442 Influence of Drug Absorption, Distribution, Metabolism, and Excretion (ADME) Variants On Sirolimus Blood Levels in Patients Following Allogeneic Hematopoietic Stem Cell Transplantation

Track: Contributed Abstracts
Saturday, February 16, 2013, 6:45 PM-7:45 PM
Hall 1 (Salt Palace Convention Center)
Samer K Khaled, MBBCh, MD , Hematology/HCT, City Of Hope, Duarte, CA
Joycelynne Palmer, PhD , Information Sciences, City of Hope, Duarte, CA
Joseph Herzog, M.S. , City of Hope
Tracey Stiller, M.S. , City of Hope
David Senitzer, PhD , HEM/HCT, City of Hope, Duarte, CA
Sepideh Shayani, PharmD, BCOP , Pharmacy, City of Hope, Duarte, CA
Sandra Thomas, Ph.D , Department of Hematology/HCT, City Of Hope, Duarte, CA
Stephen J. Forman, MD , Hematology/Hematopoietic Cell Transplant, City of Hope National Medical Center, Duarte, CA
Ryotaro Nakamura, MD , Hematology/Hematopoietic Cell Transplantation, City of Hope, Duarte, CA
Allelic variants implicated in drug absorption, distribution, metabolism, and excretion (ADME) affect drug pharmacokinetic variability and have been increasingly recognized as important factors in medical therapy. Our recently published study found an association of thrombotic microangiopathy (TMA) with high sirolimus serum levels in a cohort of 177 patients who received sirolimus and tacrolimus as GVHD prophylaxis following allogeneic transplantation. By multivariable analysis, increased risk of TMA was associated with day 14 serum sirolimus levels, prior aGVHD, and myeloablative conditioning. In the current study we explore the possible influence of ADME variants on sirolimus levels and development of TMA in the same patient cohort.
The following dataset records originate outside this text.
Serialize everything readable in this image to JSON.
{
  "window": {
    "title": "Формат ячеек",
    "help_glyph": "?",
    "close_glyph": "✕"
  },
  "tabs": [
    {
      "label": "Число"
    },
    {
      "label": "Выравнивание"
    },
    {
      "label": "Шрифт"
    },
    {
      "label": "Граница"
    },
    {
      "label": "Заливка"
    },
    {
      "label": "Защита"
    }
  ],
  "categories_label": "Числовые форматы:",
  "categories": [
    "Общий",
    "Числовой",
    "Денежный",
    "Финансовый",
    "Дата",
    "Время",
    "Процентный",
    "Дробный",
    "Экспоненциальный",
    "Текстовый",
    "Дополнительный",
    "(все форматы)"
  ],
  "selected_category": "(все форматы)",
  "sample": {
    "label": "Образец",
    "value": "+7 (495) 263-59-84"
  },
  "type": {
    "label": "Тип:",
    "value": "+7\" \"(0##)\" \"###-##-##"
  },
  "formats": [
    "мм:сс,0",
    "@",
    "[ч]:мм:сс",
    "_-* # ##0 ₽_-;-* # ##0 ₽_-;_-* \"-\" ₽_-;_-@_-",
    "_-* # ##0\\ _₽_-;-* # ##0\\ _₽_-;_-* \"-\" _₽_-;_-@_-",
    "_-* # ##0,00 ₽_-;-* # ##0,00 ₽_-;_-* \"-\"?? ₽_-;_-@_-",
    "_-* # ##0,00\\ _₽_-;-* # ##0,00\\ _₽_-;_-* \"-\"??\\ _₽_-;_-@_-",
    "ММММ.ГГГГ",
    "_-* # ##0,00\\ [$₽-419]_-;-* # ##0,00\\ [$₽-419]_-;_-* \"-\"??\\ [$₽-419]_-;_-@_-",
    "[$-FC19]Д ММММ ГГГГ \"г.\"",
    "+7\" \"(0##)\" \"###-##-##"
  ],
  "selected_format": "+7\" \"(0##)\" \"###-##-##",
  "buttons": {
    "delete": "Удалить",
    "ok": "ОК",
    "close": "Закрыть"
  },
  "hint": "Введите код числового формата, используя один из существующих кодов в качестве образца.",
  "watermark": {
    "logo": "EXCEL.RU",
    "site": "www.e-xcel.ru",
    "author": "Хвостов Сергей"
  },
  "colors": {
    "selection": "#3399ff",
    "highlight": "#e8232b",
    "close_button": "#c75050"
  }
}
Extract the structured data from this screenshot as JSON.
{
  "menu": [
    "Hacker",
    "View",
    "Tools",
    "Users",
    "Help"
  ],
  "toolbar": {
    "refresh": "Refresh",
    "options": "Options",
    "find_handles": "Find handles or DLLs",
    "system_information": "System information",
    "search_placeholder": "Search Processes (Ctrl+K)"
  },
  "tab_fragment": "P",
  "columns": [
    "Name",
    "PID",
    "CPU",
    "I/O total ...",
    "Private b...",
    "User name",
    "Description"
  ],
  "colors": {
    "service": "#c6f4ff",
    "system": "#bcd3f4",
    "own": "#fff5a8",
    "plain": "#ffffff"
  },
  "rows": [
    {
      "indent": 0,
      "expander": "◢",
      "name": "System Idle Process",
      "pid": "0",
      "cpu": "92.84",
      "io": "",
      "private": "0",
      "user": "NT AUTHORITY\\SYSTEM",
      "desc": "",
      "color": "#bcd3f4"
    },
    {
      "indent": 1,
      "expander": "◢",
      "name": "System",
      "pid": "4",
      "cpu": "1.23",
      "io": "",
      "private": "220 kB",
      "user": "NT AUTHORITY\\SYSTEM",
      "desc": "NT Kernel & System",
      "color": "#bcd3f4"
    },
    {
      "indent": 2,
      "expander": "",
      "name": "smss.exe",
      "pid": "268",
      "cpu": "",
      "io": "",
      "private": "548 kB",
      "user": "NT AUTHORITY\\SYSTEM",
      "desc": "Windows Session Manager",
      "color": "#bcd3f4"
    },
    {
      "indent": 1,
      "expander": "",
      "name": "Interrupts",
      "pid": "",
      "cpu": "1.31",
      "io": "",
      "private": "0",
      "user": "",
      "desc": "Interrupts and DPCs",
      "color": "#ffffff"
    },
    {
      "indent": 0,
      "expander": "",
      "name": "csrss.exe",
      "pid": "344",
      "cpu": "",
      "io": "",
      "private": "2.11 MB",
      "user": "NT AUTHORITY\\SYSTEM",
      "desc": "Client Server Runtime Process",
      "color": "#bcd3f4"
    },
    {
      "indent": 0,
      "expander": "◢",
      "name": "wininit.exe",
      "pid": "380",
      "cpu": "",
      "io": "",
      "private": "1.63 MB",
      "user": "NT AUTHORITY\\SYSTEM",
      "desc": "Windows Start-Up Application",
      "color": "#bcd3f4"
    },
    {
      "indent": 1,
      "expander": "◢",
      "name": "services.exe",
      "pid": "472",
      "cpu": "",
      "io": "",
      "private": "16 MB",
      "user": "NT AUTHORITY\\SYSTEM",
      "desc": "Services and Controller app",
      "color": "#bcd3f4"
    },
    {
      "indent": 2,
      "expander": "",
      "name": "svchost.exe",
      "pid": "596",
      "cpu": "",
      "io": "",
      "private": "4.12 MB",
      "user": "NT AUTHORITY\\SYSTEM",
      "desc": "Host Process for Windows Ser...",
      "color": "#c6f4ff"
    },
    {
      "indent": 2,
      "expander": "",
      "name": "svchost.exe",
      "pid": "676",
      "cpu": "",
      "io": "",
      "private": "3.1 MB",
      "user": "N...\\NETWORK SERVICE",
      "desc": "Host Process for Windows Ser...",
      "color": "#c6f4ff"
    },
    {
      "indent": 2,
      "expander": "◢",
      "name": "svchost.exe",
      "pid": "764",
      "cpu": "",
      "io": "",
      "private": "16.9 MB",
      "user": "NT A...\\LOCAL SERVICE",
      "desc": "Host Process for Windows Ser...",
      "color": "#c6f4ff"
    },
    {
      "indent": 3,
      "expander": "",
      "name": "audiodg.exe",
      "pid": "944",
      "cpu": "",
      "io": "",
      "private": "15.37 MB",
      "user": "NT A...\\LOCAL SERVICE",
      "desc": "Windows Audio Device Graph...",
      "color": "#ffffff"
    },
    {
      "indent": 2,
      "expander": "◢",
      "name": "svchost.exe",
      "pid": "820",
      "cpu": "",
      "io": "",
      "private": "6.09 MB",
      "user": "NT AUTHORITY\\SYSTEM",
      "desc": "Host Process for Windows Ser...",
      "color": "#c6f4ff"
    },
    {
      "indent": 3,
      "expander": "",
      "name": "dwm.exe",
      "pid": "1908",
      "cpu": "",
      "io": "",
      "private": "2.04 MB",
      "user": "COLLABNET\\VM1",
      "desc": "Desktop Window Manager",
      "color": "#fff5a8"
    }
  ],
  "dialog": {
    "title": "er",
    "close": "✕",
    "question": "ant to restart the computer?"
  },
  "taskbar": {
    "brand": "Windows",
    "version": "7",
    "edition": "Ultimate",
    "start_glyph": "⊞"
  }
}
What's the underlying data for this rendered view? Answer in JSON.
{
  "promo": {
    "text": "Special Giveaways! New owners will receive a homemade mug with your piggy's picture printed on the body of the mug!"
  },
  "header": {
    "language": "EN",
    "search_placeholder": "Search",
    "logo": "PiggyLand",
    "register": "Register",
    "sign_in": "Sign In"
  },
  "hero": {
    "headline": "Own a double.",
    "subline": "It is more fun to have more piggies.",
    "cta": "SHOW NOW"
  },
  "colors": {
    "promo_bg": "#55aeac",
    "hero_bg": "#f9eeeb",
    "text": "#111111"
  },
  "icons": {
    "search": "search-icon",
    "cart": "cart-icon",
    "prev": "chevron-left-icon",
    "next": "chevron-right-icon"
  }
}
We obtained archived DNA samples from the patients on our TMA study and analyzed them using the iPLEX ADME PGx panel and the MassARRAY® Compact Analyzer. This panel is based on the PharmADME Working Group list and covers >99% of the Pharma ADME Core list; it interrogates 188 mutations and 12 copy number variation assays (in 36 pharmacogenetically relevant genes). Sirolimus levels were measured at least weekly until day 100 with dose adjustments made for target levels and/or clinical toxicity. Possible associations between early sirolimus serum levels (day +14) and assays were evaluated by the Kruskal-Wallis (non-parametric) test and the false discovery rate was used to control for multiple comparisons.

Using this Panel, 179 samples were genotyped, of which 173 showed high quality data. The average call rate for these samples was 98.85% over 200 assays, with a median call rate of 100%. Of these assays, 66 variants were identified that may be of relevance to sirolimus metabolism; other assays were excluded due to homzygosity or >10 % missing data. Using this panel, we found 3 assays showing an association with sirolimus drug level, rs1057910 (CYP2C9*3) at p=.04, rs1799931 (NAT2*7) at p=.03, and rs2032582 (ABCB1 2677G>A/T) at p=.007. In addition, the 0-copy haplotype of UGT2B17 also showed higher levels of sirolimus (p=.02). These assays were also tested for an association with TMA, showing a trend for increased TMA in the rs1799931 (NAT2*7) (p=0.08). However, after adjustment for multiple testing, only rs2032582 maintained statistical significance due to the small sample size.

In conclusion, this pilot study of the iPLEX ADME PGx panel showed feasiblity and provided high quality data. Despite the limitation of small sample size, several genetic variants were implicated in sirolimus levels and may warrant further investigation. Future analysis should focus on specific gene clusters or pathways and will require a large cohort to power validation and training sets.